I have a lab data analysis challenge which I think can be viewed as a kind of reliability analysis problem.
Imagine a warehouse is filled with light bulbs that were installed at some unknown times in the past. These have operated up to the present time from whenever they were installed. Now at some time $t=0$ we start recording the failure times of bulbs in the warehouse. After many of the bulbs burn out, we find the statistical distribution of the failure times $P(t)$.
This $P(t)$ obviously does not represent the actual lifetime distribution of the bulbs. It is only a proxy for it, and its mean will only be a lower bound for the actual mean lifetime. But assuming that the installation times of the bulbs are randomized, is it possible to infer the actual lifetime distribution $Q(t)$ of the bulbs?
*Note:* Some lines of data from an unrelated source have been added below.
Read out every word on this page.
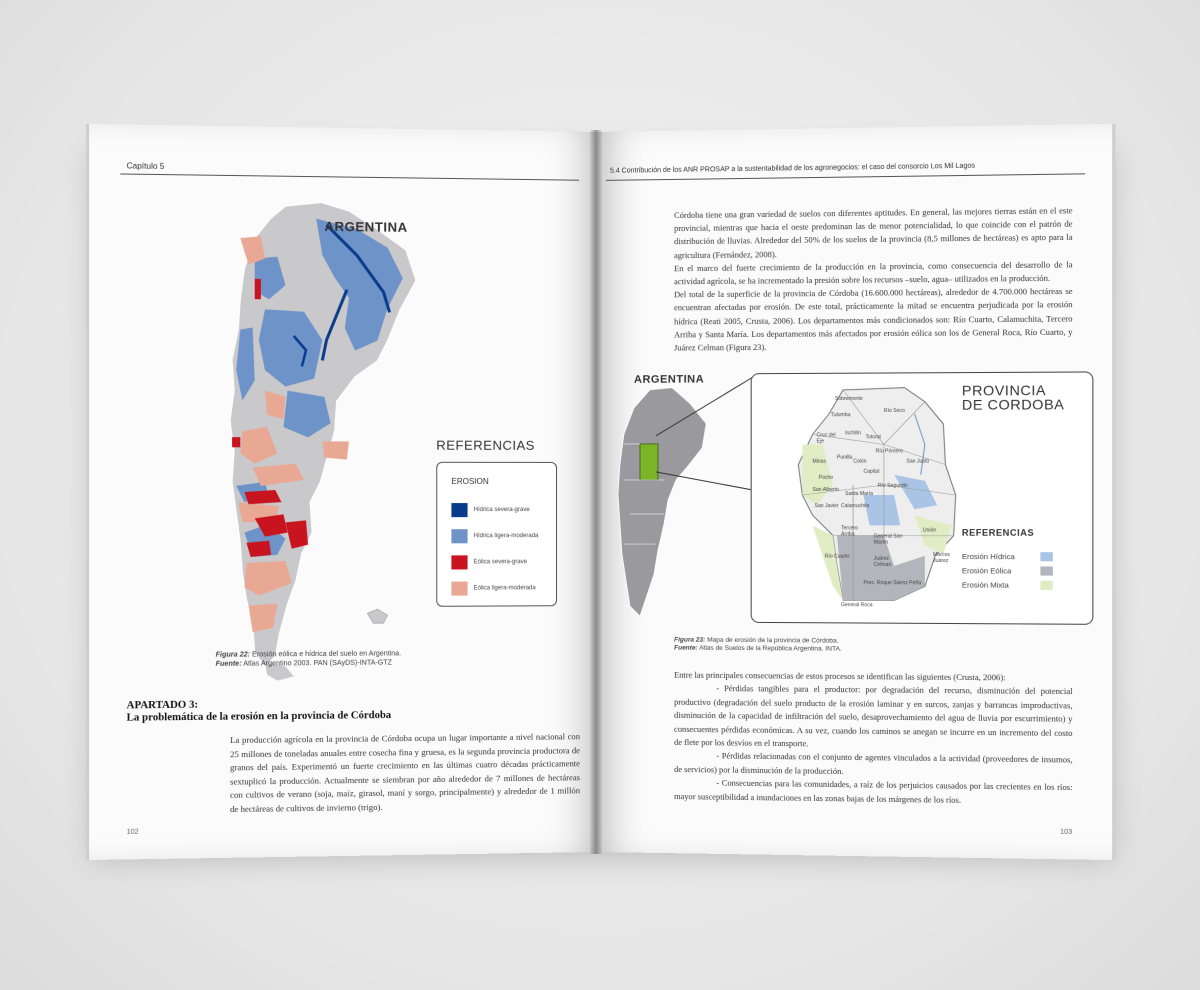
Capítulo 5
ARGENTINA
REFERENCIAS
EROSION
Hídrica severa-grave
Hídrica ligera-moderada
Eólica severa-grave
Eólica ligera-moderada
Figura 22: Erosión eólica e hídrica del suelo en Argentina.
Fuente: Atlas Argentino 2003. PAN (SAyDS)-INTA-GTZ
APARTADO 3:
La problemática de la erosión en la provincia de Córdoba
La producción agrícola en la provincia de Córdoba ocupa un lugar importante a nivel nacional con 25 millones de toneladas anuales entre cosecha fina y gruesa, es la segunda provincia productora de granos del país. Experimentó un fuerte crecimiento en las últimas cuatro décadas prácticamente sextuplicó la producción. Actualmente se siembran por año alrededor de 7 millones de hectáreas con cultivos de verano (soja, maíz, girasol, maní y sorgo, principalmente) y alrededor de 1 millón de hectáreas de cultivos de invierno (trigo).
102
5.4 Contribución de los ANR PROSAP a la sustentabilidad de los agronegocios: el caso del consorcio Los Mil Lagos

Córdoba tiene una gran variedad de suelos con diferentes aptitudes. En general, las mejores tierras están en el este provincial, mientras que hacia el oeste predominan las de menor potencialidad, lo que coincide con el patrón de distribución de lluvias. Alrededor del 50% de los suelos de la provincia (8,5 millones de hectáreas) es apto para la agricultura (Fernández, 2008).

En el marco del fuerte crecimiento de la producción en la provincia, como consecuencia del desarrollo de la actividad agrícola, se ha incrementado la presión sobre los recursos –suelo, agua– utilizados en la producción.

Del total de la superficie de la provincia de Córdoba (16.600.000 hectáreas), alrededor de 4.700.000 hectáreas se encuentran afectadas por erosión. De este total, prácticamente la mitad se encuentra perjudicada por la erosión hídrica (Reati 2005, Crusta, 2006). Los departamentos más condicionados son: Río Cuarto, Calamuchita, Tercero Arriba y Santa María. Los departamentos más afectados por erosión eólica son los de General Roca, Río Cuarto, y Juárez Celman (Figura 23).

ARGENTINA
Sobremonte
Tulumba
Río Seco
Cruz del Eje
Ischilín
Totoral
Minas
Punilla
Colón
Río Primero
San Justo
Pocho
San Alberto
Santa María
Río Segundo
San Javier Calamuchita
Tercero Arriba	General San Martín
Unión
Marcos Juárez
Río Cuarto	Juárez Celman
Pres. Roque Sáenz Peña
General Roca
Capital
PROVINCIA
DE CORDOBA
REFERENCIAS
Erosión Hídrica
Erosión Eólica
Erosión Mixta
Figura 23: Mapa de erosión de la provincia de Córdoba.
Fuente: Atlas de Suelos de la República Argentina. INTA.

Entre las principales consecuencias de estos procesos se identifican las siguientes (Crusta, 2006):

- Pérdidas tangibles para el productor: por degradación del recurso, disminución del potencial productivo (degradación del suelo producto de la erosión laminar y en surcos, zanjas y barrancas improductivas, disminución de la capacidad de infiltración del suelo, desaprovechamiento del agua de lluvia por escurrimiento) y consecuentes pérdidas económicas. A su vez, cuando los caminos se anegan se incurre en un incremento del costo de flete por los desvíos en el transporte.

- Pérdidas relacionadas con el conjunto de agentes vinculados a la actividad (proveedores de insumos, de servicios) por la disminución de la producción.

- Consecuencias para las comunidades, a raíz de los perjuicios causados por las crecientes en los ríos: mayor susceptibilidad a inundaciones en las zonas bajas de los márgenes de los ríos.

103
Relating to this I wonder (1) is there a relationship between $P(t)$ and $Q(t)$, and (2) is this a common problem in reliability analysis? Any key words I might search to find references on this topic would be helpful.
Some thoughts: If the distribution of installation times (i.e., the length of time in the past from $t=0$ when each bulb was installed) is $U(\tau)$, while the censored lifetimes $t$ we measure are distributed as $P(t)$, we should have $t' = t- \tau $ as the real lifetimes distributed as $Q(t')$. Therefore if the installation times are independent of the lifetimes, we have that the distribution $Q(t')$ is the distribution of the difference of $t$ and $\tau$: $$ Q(t') = \int_0^\infty \int_0^\infty U(\tau)P(t)\delta(t'-[t-\tau])d\tau dt. $$ But what is $U$ ? And shouldn't it be related to $Q(t)$?